A lui è destinato il messaggio dei civici di Avezzano Rinasce. Che si sentono «estromessi dal processo decisionale» e «non riconoscono» l’assessorato assegnato a Chiara Colucci (Urbanistica) in una giunta «sbilanciata politicamente».
«Precisiamo subito che non pretendiamo nella maniera più assoluta il posto dell’assessore Crescenzo Presutti, stia tranquillo Sandro Stirpe», affermano Aratari e Dominici, «sappiamo bene che l’assessore all’Ambiente, del quale peraltro apprezziamo il lavoro fin qui svolto, non è espressione del nostro gruppo ma della lista Partecipazione Popolare, costruita in campagna elettorale per la gran parte dal nostro coordinatore Alessandro Barbonetti, ma che ora comunica per bocca di pseudo coordinatori dell’ultimo minuto. Va evidenziato però che il posto dell’assessore Presutti c’è stato proposto dopo la manifestazione della nostra assoluta disapprovazione rispetto alla nuova giunta. Stirpe sa bene che l’assessorato di Presutti viene utilizzato come esca per tutti i malpancisti, proposto com’è stato finora a tutti i dissidenti. Stirpe parla di guerra tra poveri, ma spiace constatare che è egli stesso artefice di questa guerra perché è caduto ingenuamente nel tranello di chi ci sta mettendo gli uni contro gli altri. Continua peraltro a citare la storia che riguarda la scelta dell’assessore Colucci, a noi imposta ma da noi mai condivisa e riconosciuta, che, a suo dire, è stata scelta da altri esponenti della lista: falso. La Colucci è stata voluta esclusivamente dal sindaco e, se proprio, da soli tre dei 24 candidati della nostra lista».
Aratari e Dominici aggiungono: «La nuova giunta non ci rappresenta e se ci si chiede responsabilità rispetto all’azione governativa va chiarito che noi la avremo, ma pretendiamo che venga subito ripristinata una rappresentanza in esecutivo del nostro gruppo consiliare, riequilibrando la giunta rispetto alla componente civica che rappresentiamo.
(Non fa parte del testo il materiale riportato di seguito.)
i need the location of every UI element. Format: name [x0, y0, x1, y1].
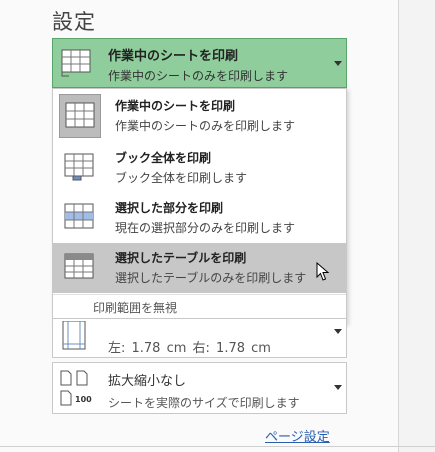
menu-item-selection[interactable]: 選択した部分を印刷 現在の選択部分のみを印刷します — [53, 193, 346, 243]
chevron-down-icon[interactable] — [334, 385, 342, 390]
scaling-percent-label: 100 — [75, 395, 92, 404]
selected-option-title: 作業中のシートを印刷 — [108, 49, 239, 64]
margins-dropdown[interactable]: 左: 1.78 cm 右: 1.78 cm — [52, 318, 347, 358]
menu-item-title: 選択した部分を印刷 — [115, 201, 224, 215]
active-sheet-icon — [59, 94, 101, 138]
ignore-print-area-option[interactable]: 印刷範囲を無視 — [93, 299, 177, 316]
active-sheet-icon — [59, 46, 93, 84]
bottom-border — [0, 446, 435, 447]
menu-item-active-sheet[interactable]: 作業中のシートを印刷 作業中のシートのみを印刷します — [53, 91, 346, 141]
menu-item-title: 作業中のシートを印刷 — [115, 99, 236, 113]
mouse-cursor-icon — [316, 261, 330, 286]
scaling-title: 拡大縮小なし — [108, 374, 187, 389]
menu-divider — [53, 294, 346, 295]
menu-item-title: ブック全体を印刷 — [115, 151, 212, 165]
print-what-menu: 作業中のシートを印刷 作業中のシートのみを印刷します ブック全体を印刷 ブック全… — [52, 88, 347, 324]
margins-icon — [59, 320, 89, 357]
menu-item-subtitle: ブック全体を印刷します — [115, 171, 248, 185]
margins-value: 左: 1.78 cm 右: 1.78 cm — [108, 341, 271, 356]
no-scaling-icon — [59, 369, 95, 413]
settings-title: 設定 — [52, 10, 96, 34]
right-panel-edge — [398, 0, 435, 452]
page-setup-link[interactable]: ページ設定 — [265, 426, 330, 445]
menu-item-subtitle: 現在の選択部分のみを印刷します — [115, 221, 296, 235]
table-icon — [59, 246, 101, 290]
selected-option-subtitle: 作業中のシートのみを印刷します — [108, 69, 289, 83]
menu-item-subtitle: 選択したテーブルのみを印刷します — [115, 271, 307, 285]
workbook-icon — [59, 146, 101, 190]
scaling-dropdown[interactable]: 100 拡大縮小なし シートを実際のサイズで印刷します — [52, 362, 347, 414]
menu-item-title: 選択したテーブルを印刷 — [115, 251, 247, 265]
scaling-subtitle: シートを実際のサイズで印刷します — [108, 396, 300, 410]
print-what-dropdown[interactable]: 作業中のシートを印刷 作業中のシートのみを印刷します — [52, 38, 347, 88]
menu-item-workbook[interactable]: ブック全体を印刷 ブック全体を印刷します — [53, 143, 346, 193]
menu-item-subtitle: 作業中のシートのみを印刷します — [115, 119, 296, 133]
chevron-down-icon[interactable] — [334, 61, 342, 66]
selection-icon — [59, 196, 101, 240]
chevron-down-icon[interactable] — [334, 329, 342, 334]
menu-item-table[interactable]: 選択したテーブルを印刷 選択したテーブルのみを印刷します — [53, 243, 346, 293]
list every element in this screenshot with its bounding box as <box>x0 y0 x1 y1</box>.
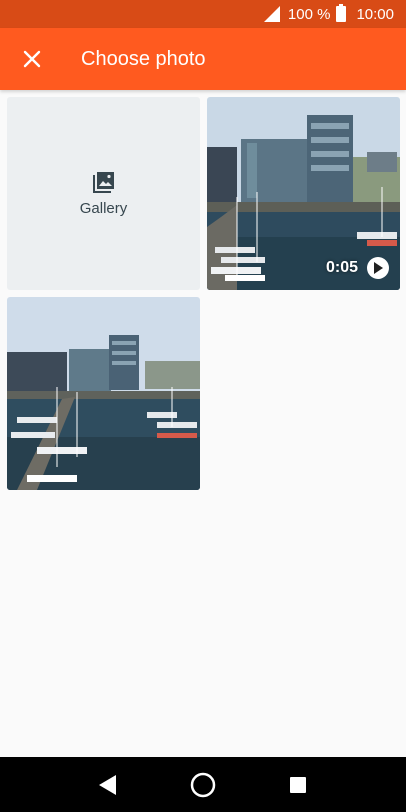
home-icon <box>190 772 216 797</box>
clock: 10:00 <box>356 5 394 23</box>
app-bar: Choose photo <box>0 28 406 90</box>
photo-library-icon <box>92 172 114 193</box>
battery-icon <box>336 4 347 22</box>
navigation-bar <box>0 757 406 812</box>
gallery-label: Gallery <box>79 200 128 217</box>
recents-button[interactable] <box>278 765 318 805</box>
close-icon <box>23 50 41 68</box>
photo-thumbnail[interactable] <box>7 297 200 490</box>
play-circle-icon <box>367 257 389 279</box>
signal-icon <box>263 6 280 22</box>
battery-percent: 100 % <box>287 5 331 23</box>
page-title: Choose photo <box>81 47 206 70</box>
status-bar: 100 % 10:00 <box>0 0 406 28</box>
photo-thumbnail-image <box>7 297 200 490</box>
home-button[interactable] <box>183 765 223 805</box>
video-thumbnail[interactable]: 0:05 <box>207 97 400 290</box>
recents-icon <box>290 776 307 793</box>
back-button[interactable] <box>88 765 128 805</box>
video-duration: 0:05 <box>325 259 358 276</box>
back-icon <box>98 774 116 795</box>
close-button[interactable] <box>0 28 64 90</box>
gallery-tile[interactable]: Gallery <box>7 97 200 290</box>
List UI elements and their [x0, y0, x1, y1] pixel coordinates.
Ci teniamo a chiarire, però, che la nostra richiesta di rappresentanza, a differenza di quella di altri gruppi ambigui, non è volta all’esclusivo ottenimento di una poltrona, non ci appartiene questo modo di fare, considerato che siamo quelli che piuttosto rinunciano alle poltrone, com’è stato per il nostro coordinatore Barbonetti, che è stato l'unico a dimettersi da collaboratore politico, manifestando coerenza rispetto alle scelte del sindaco che hanno totalmente escluso la componente civica dalla giunta. Chiediamo di essere rappresentati per continuare a garantire il ragionamento avviato all’inizio. Non siamo soli nelle rivendicazioni, ma piuttosto esiste una reale condivisione progettuale con altri esponenti civici del consiglio comunale che con noi condividono lo stato di malessere e di imbarazzo generale rispetto alla situazione venutasi a creare. Siamo noi a chiedere responsabilità al sindaco, alla sua nuova giunta e alla presidente del consiglio, il gruppo Avezzano Rinasce è pronto a tornare a lavorare per il bene della città, come ha fatto incessantemente nei primi otto mesi di mandato, ma deve essere coinvolto nel processo decisionale».